20. April 2012: Aufgestanden. Teekochen. Im Radio DLF das Diskussionsthema „die geprügelte Generation“. Die Autorin ist im Studio. Berichtet. Es triggert mich und ich schalte ab. Schalte wieder ein und wieder ab und wieder ein … Will zuhören und kann es nicht. Infantilisiere in der Folge im Verlauf des Morgens und werde ein Bär. Erst im Fahrstuhl zur Therapie löse ich mich aus der Rolle. Doch noch zu Beginn der Stunde bin ich brummig und trotzig. Die Frage, wie es mir geht, bleibt offen, da ich mich mal wieder nicht finden mag.
Die Stunde formt sich, das Thema Schuld wird weiträumig umgangen. Ich kann mich ihm nicht nähern. Es ist zuviel Angst in mir. Angst davor, dass das Böse mich berühren könnte, dass etwas aufscheint, was mich einst übermannte. Angst davor, dass ich entschwinden könnte.

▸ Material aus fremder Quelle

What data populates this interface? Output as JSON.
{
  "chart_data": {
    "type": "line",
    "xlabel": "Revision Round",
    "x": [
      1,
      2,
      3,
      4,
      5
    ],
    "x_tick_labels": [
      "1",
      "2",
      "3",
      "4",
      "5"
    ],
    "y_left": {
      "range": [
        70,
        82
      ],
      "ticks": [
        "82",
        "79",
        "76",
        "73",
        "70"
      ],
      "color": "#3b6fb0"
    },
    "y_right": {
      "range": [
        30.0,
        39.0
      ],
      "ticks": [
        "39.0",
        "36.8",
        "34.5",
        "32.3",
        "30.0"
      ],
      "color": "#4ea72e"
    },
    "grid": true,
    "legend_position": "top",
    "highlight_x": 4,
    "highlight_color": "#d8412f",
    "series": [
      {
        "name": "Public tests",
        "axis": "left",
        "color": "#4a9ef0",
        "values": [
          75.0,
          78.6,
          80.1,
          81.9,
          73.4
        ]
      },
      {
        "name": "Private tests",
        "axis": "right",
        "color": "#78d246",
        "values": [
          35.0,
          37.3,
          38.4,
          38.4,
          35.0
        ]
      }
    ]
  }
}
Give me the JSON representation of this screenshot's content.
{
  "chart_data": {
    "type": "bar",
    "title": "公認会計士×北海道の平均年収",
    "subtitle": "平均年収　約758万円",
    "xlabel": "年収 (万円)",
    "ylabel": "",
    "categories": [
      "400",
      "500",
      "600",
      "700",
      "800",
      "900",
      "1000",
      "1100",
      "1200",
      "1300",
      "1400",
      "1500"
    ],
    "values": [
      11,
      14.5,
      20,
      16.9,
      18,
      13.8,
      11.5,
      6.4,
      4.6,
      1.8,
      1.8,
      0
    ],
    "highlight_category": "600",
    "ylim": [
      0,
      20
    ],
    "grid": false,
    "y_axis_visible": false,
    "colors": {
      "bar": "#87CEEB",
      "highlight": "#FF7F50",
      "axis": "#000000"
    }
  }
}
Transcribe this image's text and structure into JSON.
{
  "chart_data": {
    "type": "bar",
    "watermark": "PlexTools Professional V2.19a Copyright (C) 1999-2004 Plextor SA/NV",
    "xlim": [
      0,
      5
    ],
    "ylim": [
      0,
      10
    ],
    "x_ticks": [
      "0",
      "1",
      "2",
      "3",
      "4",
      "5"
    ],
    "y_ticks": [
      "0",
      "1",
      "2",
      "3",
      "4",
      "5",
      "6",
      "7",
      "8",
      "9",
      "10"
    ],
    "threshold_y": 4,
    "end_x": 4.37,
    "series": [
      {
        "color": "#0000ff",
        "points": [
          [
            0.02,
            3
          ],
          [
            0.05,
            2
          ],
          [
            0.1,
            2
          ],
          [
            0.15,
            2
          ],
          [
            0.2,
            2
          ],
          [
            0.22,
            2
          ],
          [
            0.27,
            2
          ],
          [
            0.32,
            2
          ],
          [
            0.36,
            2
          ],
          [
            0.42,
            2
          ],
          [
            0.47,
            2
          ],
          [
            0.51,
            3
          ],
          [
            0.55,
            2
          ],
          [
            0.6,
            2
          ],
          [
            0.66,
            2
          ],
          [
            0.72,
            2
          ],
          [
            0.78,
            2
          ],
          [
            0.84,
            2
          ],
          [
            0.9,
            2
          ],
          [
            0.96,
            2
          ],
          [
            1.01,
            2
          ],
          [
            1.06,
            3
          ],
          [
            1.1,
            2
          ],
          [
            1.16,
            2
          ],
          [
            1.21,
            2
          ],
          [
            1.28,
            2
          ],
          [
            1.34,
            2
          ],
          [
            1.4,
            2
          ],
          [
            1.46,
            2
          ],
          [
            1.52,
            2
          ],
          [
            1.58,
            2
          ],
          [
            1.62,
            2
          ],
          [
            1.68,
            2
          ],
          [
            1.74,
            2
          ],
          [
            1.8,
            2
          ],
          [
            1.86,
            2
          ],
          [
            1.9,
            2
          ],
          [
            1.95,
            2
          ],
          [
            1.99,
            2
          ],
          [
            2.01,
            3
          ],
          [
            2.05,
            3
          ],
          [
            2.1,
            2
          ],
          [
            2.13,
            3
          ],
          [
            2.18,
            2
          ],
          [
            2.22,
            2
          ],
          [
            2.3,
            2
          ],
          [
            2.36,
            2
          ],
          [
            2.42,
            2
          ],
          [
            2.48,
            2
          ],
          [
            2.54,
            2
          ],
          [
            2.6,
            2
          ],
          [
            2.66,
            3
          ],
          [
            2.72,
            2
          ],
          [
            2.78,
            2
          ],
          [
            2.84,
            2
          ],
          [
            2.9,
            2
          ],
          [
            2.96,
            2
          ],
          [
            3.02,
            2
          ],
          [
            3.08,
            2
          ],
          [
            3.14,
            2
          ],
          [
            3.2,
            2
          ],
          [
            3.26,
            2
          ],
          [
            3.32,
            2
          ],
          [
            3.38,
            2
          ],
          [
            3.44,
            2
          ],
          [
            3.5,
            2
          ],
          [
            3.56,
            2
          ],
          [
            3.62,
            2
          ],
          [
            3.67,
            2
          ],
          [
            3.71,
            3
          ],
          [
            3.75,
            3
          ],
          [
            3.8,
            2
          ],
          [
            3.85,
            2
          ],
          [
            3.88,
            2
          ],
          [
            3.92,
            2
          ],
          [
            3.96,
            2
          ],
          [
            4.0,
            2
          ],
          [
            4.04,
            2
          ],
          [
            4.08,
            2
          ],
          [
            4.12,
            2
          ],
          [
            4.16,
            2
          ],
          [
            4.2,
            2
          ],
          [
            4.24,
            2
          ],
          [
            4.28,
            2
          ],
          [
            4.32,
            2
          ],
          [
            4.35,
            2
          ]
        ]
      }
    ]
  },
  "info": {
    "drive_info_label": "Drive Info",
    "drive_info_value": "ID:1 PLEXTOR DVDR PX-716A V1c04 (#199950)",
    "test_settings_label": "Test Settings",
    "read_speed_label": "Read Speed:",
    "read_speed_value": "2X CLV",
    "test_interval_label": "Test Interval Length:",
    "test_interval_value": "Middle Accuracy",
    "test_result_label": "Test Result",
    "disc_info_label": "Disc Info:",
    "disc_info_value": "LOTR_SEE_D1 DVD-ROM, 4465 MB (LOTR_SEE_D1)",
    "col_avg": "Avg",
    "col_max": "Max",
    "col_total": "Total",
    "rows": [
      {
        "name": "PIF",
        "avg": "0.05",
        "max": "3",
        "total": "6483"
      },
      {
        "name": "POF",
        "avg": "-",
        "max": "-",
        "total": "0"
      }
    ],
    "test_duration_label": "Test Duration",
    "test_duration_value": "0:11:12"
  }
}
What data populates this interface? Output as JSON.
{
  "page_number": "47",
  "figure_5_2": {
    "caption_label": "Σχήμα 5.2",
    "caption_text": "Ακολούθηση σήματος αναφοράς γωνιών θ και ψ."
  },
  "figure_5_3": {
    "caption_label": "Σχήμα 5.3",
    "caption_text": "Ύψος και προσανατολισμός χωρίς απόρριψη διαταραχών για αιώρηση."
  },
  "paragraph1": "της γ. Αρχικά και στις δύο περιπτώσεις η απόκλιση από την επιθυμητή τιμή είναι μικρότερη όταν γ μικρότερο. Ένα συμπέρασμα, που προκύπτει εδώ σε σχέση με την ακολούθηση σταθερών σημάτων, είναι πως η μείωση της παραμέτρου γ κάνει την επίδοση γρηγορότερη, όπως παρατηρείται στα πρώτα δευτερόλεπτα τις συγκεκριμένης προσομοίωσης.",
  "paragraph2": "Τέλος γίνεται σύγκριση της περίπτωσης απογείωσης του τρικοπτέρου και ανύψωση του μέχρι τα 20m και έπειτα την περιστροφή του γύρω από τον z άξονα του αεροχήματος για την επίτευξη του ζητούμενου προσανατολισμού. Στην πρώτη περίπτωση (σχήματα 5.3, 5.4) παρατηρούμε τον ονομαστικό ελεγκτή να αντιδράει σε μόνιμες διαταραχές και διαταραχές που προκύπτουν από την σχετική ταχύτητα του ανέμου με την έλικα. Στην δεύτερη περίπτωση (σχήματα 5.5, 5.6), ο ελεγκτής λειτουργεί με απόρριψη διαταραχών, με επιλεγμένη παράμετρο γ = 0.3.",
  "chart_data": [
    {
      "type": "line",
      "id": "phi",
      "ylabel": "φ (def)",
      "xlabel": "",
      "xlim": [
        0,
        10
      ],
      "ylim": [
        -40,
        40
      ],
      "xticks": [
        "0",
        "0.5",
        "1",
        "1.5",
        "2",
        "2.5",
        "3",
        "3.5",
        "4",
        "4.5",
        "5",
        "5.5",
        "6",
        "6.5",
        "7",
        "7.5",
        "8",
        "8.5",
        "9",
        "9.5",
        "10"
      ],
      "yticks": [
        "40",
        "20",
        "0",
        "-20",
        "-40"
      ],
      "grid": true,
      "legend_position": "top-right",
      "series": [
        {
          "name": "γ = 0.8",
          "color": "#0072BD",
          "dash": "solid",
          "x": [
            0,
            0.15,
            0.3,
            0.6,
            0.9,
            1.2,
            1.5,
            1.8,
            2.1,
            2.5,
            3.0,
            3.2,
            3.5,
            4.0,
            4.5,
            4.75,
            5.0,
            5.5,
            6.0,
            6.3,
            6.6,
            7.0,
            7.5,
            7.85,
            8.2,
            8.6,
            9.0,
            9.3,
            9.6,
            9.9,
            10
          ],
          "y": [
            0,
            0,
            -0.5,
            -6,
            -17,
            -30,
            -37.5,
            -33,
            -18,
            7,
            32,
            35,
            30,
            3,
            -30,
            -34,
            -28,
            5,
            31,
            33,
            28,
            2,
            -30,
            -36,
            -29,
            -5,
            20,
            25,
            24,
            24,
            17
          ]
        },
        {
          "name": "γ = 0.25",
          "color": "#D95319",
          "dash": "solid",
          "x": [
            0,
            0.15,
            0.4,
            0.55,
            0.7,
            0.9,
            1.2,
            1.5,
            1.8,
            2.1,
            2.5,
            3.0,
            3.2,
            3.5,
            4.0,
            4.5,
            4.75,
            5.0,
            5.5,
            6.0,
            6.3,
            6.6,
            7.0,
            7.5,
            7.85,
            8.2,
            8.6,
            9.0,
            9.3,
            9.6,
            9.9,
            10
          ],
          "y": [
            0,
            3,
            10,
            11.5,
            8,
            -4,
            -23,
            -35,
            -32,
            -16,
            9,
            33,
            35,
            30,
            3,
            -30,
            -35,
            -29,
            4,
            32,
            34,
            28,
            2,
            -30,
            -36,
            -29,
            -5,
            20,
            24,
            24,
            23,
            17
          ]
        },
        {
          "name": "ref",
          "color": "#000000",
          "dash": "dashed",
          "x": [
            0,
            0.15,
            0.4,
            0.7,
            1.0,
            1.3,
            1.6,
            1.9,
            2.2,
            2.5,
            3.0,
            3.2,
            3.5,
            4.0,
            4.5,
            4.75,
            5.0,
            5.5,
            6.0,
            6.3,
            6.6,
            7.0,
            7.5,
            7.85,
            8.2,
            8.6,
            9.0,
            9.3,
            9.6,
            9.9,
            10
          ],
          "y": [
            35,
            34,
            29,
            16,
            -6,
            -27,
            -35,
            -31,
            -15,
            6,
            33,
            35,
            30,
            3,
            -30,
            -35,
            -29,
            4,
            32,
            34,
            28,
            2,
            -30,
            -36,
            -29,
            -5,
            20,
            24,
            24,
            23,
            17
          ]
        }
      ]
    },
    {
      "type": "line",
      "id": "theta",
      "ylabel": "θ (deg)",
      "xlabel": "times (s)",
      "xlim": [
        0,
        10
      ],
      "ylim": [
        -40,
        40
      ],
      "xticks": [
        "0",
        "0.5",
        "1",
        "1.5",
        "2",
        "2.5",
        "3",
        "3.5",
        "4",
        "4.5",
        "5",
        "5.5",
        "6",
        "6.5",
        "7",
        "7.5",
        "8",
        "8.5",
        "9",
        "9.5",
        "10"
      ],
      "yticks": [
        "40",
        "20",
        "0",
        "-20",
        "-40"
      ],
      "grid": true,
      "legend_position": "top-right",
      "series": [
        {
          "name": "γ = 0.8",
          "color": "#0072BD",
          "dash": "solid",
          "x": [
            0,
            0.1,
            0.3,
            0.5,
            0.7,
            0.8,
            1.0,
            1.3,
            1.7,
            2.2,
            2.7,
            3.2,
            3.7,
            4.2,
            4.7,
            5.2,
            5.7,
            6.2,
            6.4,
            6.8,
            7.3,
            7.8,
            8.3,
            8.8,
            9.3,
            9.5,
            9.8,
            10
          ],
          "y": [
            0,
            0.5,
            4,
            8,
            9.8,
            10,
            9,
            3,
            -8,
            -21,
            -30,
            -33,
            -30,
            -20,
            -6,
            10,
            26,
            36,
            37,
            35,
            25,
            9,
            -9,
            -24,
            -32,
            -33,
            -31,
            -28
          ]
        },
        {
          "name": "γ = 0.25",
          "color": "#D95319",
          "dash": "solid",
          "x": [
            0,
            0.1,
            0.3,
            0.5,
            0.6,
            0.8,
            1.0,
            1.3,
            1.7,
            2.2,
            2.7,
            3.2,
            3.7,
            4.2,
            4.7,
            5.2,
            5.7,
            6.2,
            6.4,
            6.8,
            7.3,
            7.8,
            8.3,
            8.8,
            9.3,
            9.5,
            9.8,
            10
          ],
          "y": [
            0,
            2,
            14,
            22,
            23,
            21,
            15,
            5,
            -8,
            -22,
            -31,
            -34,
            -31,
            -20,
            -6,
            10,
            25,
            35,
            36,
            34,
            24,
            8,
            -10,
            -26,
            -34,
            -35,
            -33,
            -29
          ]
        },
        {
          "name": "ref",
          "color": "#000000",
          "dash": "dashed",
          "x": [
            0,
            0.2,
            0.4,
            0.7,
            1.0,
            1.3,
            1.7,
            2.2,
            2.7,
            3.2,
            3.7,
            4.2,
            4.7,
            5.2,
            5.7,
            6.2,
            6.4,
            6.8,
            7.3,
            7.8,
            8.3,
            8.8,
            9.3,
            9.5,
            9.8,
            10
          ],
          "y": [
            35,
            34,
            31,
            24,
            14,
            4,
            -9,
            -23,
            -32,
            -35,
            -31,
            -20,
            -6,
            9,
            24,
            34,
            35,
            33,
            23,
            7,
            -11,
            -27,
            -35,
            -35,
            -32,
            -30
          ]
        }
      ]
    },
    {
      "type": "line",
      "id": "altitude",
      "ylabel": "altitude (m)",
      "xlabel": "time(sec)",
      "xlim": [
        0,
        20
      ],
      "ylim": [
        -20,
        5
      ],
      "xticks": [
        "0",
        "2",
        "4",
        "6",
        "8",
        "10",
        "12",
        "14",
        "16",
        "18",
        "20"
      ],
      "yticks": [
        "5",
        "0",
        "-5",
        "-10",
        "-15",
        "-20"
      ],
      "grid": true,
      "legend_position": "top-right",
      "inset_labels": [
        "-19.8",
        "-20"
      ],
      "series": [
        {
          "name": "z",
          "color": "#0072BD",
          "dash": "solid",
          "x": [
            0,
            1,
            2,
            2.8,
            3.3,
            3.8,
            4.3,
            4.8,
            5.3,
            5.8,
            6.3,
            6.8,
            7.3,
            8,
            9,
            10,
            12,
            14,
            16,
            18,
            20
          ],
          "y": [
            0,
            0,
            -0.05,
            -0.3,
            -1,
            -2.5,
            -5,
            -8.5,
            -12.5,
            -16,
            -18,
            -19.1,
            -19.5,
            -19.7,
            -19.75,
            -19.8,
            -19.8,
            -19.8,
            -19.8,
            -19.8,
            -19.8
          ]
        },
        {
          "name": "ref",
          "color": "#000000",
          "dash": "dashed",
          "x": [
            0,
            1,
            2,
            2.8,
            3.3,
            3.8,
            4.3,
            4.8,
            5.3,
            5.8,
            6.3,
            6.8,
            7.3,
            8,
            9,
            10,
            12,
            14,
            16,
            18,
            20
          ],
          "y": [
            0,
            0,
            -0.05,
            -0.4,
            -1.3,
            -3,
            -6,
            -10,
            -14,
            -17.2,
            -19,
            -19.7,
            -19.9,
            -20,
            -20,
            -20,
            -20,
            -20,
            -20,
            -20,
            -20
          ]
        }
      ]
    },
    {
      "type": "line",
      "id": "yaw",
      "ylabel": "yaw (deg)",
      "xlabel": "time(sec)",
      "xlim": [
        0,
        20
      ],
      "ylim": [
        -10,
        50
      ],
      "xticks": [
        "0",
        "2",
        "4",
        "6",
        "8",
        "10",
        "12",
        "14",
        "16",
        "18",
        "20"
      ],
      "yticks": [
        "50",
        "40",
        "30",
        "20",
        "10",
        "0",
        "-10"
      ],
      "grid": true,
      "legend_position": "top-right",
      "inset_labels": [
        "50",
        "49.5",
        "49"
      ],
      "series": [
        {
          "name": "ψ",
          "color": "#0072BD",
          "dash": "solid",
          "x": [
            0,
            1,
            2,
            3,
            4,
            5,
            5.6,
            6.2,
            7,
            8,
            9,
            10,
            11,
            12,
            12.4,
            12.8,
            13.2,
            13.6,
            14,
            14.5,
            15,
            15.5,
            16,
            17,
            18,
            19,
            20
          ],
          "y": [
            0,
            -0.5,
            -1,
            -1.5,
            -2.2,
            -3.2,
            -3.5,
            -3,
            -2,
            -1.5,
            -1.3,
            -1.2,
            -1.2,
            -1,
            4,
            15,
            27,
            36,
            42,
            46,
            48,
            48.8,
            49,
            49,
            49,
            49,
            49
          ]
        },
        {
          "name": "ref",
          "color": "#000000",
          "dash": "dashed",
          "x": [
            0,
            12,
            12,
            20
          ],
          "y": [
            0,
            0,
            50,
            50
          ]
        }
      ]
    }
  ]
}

Ich spreche von der Radiosendung zuvor, um ein Beispiel von meiner Angst zu geben, aber auch von einem Schuldkomplex, über den ich durchaus sprechen kann. Ich beginne von Andi zu erzählen. Erzähle von unserer Verwahrlosung zu Drogenzeiten, von unserer Vernachlässigung des Kindes und meiner Hilflosigkeit, als ich ihn mit einem Kochlöffel – den dummen Rat einer Mutter aus der Nachbarschaft erinnernd und folgend – auf den Hintern schlug. Wie ich mich darob schämte. Und wie ich später, durch die Schule gedrängt, sein auffälliges Verhalten zu zügeln, meinte, ihn in Erinnerung an die väterlichen Exekutionen mit einem Stock versohlen zu müssen. Wie er sich das nicht gefallen ließ, was mir imponierte. Darüber sprach ich, und als M.R. meine Trauer und Scham darüber ansprach, flossen die Tränen. Und als sie fragte, was es gäbe, um diese Schuld von mir zu nehmen, wusste ich nichts, denn die Schuld bleibt mir, so mein Empfinden. Und mir fiel ein, wie ich manches Mal in maßlosem Zorn auf ihn einschlug, und was das Kind empfunden haben musste, als es meine Schläge spürte, welche Panik es dabei erlebte. Ich erinnerte ebenso, wie ich mich dafür bei ihm entschuldigte, ihn um Verzeihung bat. – Erinnere gerade beim schreiben den Circulus vitiosus, den ich seinerzeit erkannte, dass meine Scham darüber, meine Grundsätze zu verletzen, im Objekt meiner Wut, den Auslöser meiner Beschämung sah, und darüber die Aggression kumulierte. Ein ebenso affektiver wie fataler Prozess, denn das Objekt meiner Wut war in Wirklichkeit nicht mein Sohn, sondern ich selbst mit meiner verletzten Seele.
Ich sprach auch von unserem Bemühen, die Fehler der Vergangenheit zu beheben. Dem Sohn Liebe und Wärme zu geben. Ihn zu schützen, und ihm beizustehen, auch wenn es manchmal schwer war. Ja, wir standen wohl immer zu ihm. Manchmal schweren Herzens, aber dennoch.
Das war unser erstes Gespräch über Schuld. Als ich ging war ich wieder einmal schwer vor den Kopf gestoßen. Im gehen musste ich wohl heftig dissoziiert haben, denn als ich Ruth auf der Straße fragte, wohin wir gehen würden, wurde sie grantig, schließlich hätte ich bereits im Treppenhaus zweimal gesagt, dass wir den Berg hinauf zum Käfer gehen würden. Ich hatte daran aber keinerlei Erinnerung.